A recent study, written by the think tank Rand and commissioned by U.S. European Command, hails the interoperability of the F-35 as a key element in Europe’s collective defense. The study asserts that “modernization among a number of European air forces, including through the introduction of fifth-generation aircraft, could offer an essential contribution to transatlantic security, enhance deterrence, and provide commanders much-needed combat power and flexibility in the event a major conflict ensues.”
The Rand study notes that NATO members are beginning to learn how to leverage “the F-35′s unique capability to provide battlefield situational awareness in highly contested environments.” The overall takeaway: The F-35 plays a critical role, now and for many years to come, in binding the United States and our European allies together, in peace, competition, or conflict.
Baroness Goldie, the U.K. minister of state for defense, has underscored the points made in the Rand study, highlighting our shared strategic interests in “upholding the rules-based international system.” This message, when carried on a platform consisting of Britain’s newest aircraft carrier with embarked F-35Bs from both the Royal Air Force and U.S. Marine Corps, carries particular weight and emphasis.
Meanwhile, on the other side of the world, America and its allies face a growing challenge from China as it asserts claims to neighboring lands and sea lanes, and pursues rapid military modernization to back up those claims and deny access to U.S. and allied ships and planes in international waters. The HMS Queen Elizabeth’s maiden deployment with F-35s is expected to include the Indo-Pacific, demonstrating that all nations with maritime interests have a stake in meeting the maritime challenges occurring in this region.
The ability of the United States to deploy well within harm’s way, side by side with our allies, is critical to maintaining a credible deterrent posture in the Indo-Pacific region. Again, the interoperability of the F-35 plays a key role.
Very recently, the USS America, a flat-topped amphibious assault ship, conducted integrated air defense and sea control operations with F-35s from Japan’s Air Defense Command. Capt. Luke Frost, the commanding officer of the America, said: “These are the most advanced capabilities to ever sail or fly. America is a fifth-generation amphibious assault platform, built from the keel up to optimize the most advanced capability of the fifth-generation F-35 platform. We are forward-deployed to integrate exactly these advanced capabilities with Japan.”

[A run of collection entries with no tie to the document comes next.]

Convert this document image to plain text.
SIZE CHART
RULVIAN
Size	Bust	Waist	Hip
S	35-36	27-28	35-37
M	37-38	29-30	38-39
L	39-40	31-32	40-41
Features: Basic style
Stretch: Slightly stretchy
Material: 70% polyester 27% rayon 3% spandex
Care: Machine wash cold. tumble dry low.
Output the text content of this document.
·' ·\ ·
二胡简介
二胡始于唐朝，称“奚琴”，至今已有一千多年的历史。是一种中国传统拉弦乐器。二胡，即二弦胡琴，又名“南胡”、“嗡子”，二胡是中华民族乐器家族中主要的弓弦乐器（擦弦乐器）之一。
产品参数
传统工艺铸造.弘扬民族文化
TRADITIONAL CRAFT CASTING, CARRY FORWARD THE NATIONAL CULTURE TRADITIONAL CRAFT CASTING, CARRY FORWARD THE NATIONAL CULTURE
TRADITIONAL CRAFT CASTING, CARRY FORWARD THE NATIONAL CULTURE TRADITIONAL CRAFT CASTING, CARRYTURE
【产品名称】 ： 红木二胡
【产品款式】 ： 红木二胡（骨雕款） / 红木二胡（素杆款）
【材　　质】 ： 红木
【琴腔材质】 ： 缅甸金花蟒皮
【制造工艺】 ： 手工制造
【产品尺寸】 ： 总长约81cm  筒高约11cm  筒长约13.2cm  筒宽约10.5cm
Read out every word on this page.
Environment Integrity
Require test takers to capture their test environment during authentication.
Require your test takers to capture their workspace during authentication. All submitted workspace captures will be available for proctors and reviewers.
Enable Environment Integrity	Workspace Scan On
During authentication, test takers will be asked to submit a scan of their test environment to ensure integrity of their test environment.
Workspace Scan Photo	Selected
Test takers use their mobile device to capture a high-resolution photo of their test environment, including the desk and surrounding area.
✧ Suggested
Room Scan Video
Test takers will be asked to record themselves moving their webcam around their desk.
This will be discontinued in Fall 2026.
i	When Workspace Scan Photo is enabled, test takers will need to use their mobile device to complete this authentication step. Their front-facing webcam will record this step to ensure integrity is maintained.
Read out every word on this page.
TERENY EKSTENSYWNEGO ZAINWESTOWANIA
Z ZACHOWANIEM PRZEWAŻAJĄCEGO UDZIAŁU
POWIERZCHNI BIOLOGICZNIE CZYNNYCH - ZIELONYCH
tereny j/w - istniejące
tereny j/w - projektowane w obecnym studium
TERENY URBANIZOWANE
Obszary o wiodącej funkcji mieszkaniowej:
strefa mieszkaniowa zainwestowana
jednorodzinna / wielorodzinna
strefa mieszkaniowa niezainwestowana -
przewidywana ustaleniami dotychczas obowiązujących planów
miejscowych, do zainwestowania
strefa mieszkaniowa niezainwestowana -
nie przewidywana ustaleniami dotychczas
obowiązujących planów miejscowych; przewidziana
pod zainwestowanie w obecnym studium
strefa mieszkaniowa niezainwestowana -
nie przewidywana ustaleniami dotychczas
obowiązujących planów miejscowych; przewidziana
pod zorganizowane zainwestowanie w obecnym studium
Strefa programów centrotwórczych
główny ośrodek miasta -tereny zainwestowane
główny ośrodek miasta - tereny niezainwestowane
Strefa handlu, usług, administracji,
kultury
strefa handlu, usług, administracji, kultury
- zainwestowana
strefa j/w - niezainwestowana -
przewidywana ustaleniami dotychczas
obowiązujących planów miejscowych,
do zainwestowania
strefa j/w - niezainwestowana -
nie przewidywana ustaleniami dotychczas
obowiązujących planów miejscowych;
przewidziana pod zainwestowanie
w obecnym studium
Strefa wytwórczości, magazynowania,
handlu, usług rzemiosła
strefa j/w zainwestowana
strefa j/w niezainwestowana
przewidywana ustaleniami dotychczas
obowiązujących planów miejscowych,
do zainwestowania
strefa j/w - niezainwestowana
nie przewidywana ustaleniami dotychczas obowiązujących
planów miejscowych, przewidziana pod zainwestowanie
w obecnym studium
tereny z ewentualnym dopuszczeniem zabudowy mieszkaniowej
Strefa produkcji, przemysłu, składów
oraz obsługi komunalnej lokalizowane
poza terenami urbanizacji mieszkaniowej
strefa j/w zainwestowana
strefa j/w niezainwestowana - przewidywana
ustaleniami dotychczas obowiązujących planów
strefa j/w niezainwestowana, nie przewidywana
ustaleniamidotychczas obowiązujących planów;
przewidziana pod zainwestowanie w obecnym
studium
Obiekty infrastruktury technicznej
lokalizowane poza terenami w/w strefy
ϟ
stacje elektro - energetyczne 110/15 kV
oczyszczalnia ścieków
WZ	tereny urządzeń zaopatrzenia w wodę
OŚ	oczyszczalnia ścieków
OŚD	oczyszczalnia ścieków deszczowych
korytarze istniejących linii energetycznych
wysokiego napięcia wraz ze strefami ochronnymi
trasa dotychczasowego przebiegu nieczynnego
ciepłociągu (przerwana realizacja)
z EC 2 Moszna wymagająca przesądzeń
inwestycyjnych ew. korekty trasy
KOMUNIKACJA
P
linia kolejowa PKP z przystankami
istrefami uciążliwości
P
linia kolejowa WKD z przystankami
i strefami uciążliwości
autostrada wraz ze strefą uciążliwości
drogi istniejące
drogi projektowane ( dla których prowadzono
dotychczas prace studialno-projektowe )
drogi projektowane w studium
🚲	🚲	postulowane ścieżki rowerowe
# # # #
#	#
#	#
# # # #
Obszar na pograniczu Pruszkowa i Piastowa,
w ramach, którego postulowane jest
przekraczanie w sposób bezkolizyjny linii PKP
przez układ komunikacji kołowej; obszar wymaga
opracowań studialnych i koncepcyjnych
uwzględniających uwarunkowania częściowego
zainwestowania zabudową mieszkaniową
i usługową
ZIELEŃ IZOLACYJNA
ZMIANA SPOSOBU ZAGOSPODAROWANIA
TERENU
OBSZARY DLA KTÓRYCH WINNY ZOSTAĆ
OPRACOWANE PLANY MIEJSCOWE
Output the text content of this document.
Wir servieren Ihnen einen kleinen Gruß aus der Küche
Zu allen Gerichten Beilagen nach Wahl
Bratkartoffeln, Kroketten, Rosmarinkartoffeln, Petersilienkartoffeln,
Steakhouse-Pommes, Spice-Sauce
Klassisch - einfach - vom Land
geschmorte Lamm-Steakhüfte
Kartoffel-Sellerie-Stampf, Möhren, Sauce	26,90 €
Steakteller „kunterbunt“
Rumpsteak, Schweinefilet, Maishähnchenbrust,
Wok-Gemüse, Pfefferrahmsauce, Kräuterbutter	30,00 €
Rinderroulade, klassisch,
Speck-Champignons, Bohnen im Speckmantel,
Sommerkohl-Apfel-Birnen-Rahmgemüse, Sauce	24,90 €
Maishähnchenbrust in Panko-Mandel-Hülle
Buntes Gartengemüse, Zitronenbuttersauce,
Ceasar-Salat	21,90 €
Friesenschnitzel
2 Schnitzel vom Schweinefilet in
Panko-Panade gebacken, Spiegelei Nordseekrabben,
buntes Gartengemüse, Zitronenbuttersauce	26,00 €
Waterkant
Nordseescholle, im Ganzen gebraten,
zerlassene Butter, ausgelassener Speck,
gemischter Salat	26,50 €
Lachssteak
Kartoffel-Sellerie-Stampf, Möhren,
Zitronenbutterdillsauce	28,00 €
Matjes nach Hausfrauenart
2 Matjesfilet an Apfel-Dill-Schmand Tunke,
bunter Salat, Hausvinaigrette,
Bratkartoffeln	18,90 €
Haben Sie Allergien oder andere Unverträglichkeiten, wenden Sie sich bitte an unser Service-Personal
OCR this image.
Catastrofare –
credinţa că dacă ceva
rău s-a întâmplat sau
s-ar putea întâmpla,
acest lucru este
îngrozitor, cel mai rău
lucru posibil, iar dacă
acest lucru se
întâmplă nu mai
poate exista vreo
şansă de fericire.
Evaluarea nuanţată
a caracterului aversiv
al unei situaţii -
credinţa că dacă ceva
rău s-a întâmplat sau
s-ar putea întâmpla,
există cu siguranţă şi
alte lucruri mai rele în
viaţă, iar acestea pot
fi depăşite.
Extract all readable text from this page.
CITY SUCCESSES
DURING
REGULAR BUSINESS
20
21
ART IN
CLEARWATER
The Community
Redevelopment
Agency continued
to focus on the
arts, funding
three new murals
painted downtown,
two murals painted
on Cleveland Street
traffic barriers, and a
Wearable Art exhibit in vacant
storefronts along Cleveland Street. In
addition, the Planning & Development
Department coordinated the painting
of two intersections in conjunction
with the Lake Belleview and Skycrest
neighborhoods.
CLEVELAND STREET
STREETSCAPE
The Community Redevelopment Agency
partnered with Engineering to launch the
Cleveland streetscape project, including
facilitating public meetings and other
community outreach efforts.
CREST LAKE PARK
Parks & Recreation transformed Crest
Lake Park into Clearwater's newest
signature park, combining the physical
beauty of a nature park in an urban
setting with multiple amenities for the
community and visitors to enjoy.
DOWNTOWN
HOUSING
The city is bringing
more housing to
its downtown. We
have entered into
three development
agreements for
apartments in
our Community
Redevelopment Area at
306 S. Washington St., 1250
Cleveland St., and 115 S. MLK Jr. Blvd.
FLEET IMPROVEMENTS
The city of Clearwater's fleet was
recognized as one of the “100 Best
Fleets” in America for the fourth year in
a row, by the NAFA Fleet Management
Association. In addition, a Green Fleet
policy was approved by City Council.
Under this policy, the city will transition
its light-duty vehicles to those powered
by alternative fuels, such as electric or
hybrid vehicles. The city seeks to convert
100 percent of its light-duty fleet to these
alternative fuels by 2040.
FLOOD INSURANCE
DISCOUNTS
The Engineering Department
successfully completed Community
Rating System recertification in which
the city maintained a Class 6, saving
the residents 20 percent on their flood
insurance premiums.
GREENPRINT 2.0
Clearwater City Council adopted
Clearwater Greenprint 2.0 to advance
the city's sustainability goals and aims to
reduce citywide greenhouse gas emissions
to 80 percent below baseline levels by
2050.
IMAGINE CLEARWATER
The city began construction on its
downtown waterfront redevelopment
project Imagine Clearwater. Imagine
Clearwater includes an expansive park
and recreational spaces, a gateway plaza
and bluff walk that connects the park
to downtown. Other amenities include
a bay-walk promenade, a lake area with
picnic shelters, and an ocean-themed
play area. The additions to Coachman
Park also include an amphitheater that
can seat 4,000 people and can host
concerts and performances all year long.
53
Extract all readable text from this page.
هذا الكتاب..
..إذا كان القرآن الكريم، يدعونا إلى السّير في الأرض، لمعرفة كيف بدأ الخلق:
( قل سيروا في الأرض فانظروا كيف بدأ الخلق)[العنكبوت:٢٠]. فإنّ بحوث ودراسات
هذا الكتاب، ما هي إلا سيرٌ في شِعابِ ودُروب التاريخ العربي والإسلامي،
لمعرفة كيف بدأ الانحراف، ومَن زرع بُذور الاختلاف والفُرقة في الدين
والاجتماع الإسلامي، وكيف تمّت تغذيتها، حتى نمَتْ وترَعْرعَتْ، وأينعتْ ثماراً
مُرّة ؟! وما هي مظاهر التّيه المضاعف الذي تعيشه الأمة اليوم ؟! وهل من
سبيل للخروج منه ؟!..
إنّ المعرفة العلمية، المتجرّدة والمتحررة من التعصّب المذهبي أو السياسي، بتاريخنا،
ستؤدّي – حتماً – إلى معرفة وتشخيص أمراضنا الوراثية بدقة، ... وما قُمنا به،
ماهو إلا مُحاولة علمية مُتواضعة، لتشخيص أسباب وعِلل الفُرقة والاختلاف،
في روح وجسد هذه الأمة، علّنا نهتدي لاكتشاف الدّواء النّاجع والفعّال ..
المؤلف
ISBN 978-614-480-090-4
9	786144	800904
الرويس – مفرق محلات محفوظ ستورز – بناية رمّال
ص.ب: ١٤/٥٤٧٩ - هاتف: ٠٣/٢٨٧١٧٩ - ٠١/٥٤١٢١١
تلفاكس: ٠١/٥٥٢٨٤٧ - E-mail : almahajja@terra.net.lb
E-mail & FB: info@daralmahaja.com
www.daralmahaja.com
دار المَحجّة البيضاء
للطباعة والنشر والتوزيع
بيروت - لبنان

Allies from Norway to Poland in Europe, and from Australia to South Korea in the Pacific, are already realizing the tangible benefits afforded by the F-35′s interoperability. The F-35′s fifth-generation interoperability helps create connective tissue that reinforces relationships with allies, partners and friends who share common views and commitments. Operating side by side, we are simultaneously broadening and deepening those relationships through demonstrated commitment to each other. That interoperability makes the F-35 a unique and indispensable contribution to improving foreign relations with our allies and friends.
Retired U.S. Navy Adm. Scott Swift served 39 years in the service, during which he commanded 7th Fleet, directed Navy staff and ran U.S. Pacific Fleet. Retired U.S. Air Force Gen. Philip Breedlove served 39 years in the service, during which he served as NATO’s 17th supreme allied commander Europe, commanded U.S. European Command, and served as the 32nd vice chief of staff of the Air Force.